Thursday, March 24, 2011

When Languages Collide: Learning Swedish and Speaking Swenglish

Learning another language as an adult is never easy – it's frustrating, nonsensical and a bit like discovering a new, dumber, slower side of yourself. Suddenly the person who you've always been is gone, and they've been replaced by someone who has a hard time stringing a simple sentence together.

I want to write a little bit about language on this blog – both non-natives speaking Swedish and Swedes speaking English – so I thought I would start by hanging my self out there before I start making fun of or pointing out other peoples mistakes.

There are 2 memorable 'early speaker' mistakes I've made that I will never forget.

  1. I was watching a friend's kid and took him to a soccer game. At the time I must have been about 22. The kid was 7. One woman, as we were leaving, after several strange looks asked me 'Ar du hans mamma?'
'Nej', I answered proudly 'Jag är hans barnmorska.'

Let me explain: Barnvakt – is the word for babysitter, barnmorska – is the word for midwife.
I was so happy that I had understood the question and answered in Swedish it took me about 1 minute before I realized that my answer made no sense what so ever. By that point I was almost to my car. I'm sure she wondered about that for awhile, too.

    1. A member of my husband's Swedish family called me up after I'd only been in Sweden a year or so and we were chatting in Swedish on the phone for awhile. After about ten minutes he says something that I interpret to be 'Oh and me and my girlfriend got married this weekend at city hall.' Now remember, I don't speak great Swedish after only a year and this is on the phone. Also, we speak to this family member regularly and I am friends with his girlfriend – I should have known they were getting married, so I am super unsure.
'Gratis?' I say – not sure if I have understood this correctly.

'No, it wasn't 'gratis' he says, it actually costs money to get married at the town hall and we went out for a really expensive dinner.

Let me explain: One of the things that still stumps me in Swedish is the double consonants. There are two words in Swedish – Gratis (pronounced 'Gratis' meaning free) and Grattis (pronounced grat-tis meaning 'Congratulations). I still screw this one up in various forms – flyta vs flytta etc.

I had to have the Swede call the relative and double check that A) They really had gotten married and B) He wasn't totally insulted

The best thing about both of these mistakes? I remember them clear as day and I learned a lot from them! Making mistakes when learning a language = positive!


  1. Swedish is a difficult language and it is hard to learn a whole new language when you are an adult. Of course mistakes happen. I admire you and everyone else for struggling with a difficult language as Swedish that is also a small language that not many people speak except for the Swedes. I think the first mistake about you saying that you were the boys midwife was really funny. I think we have all made mistakes in our attempts to speak in a new language. Thanks for sharing your mistakes :-)

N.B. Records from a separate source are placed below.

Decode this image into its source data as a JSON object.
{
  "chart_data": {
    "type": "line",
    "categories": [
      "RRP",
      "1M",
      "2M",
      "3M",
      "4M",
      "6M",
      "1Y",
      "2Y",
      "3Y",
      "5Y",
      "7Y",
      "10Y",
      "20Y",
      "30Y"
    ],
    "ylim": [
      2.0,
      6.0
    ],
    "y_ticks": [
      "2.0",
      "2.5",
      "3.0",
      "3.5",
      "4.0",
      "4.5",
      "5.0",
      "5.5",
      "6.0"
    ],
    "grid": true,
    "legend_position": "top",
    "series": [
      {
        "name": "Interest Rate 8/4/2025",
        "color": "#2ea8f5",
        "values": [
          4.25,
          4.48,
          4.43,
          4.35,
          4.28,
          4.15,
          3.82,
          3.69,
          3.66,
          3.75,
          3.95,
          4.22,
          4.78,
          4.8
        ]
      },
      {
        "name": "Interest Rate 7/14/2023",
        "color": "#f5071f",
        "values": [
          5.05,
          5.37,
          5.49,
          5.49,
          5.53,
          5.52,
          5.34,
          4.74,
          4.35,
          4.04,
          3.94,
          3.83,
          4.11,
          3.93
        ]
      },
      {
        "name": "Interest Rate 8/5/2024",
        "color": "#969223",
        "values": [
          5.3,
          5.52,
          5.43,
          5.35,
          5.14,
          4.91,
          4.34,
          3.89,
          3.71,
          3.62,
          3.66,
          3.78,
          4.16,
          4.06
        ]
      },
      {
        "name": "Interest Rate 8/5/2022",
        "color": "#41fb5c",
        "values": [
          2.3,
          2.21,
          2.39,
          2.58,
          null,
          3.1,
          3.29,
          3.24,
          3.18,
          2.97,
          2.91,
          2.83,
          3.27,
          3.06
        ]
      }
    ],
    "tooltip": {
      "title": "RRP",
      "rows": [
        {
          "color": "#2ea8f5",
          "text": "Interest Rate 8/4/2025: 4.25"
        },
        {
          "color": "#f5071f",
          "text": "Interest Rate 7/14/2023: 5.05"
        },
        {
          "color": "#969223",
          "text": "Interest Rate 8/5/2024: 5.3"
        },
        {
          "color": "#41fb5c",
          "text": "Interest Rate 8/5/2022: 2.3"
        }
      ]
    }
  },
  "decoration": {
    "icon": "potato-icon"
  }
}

  2. Svenska är jätte svart. I think...;)

  3. I totally know how you feel...and you've gotta be able to laugh at yourself when you make mistakes, otherwise you'll never get anywhere. Luckily yours were pretty tame compared to my Aussie friend who asked her BOSS if he wanted a "knulle bulle" instead of a "kanel bulle!" ;)

  4. Thanks for this really funny post! :D I love to read "new swedes" perception of swedish.

    But I thought you'd bring up some examples where swedes use weird english too!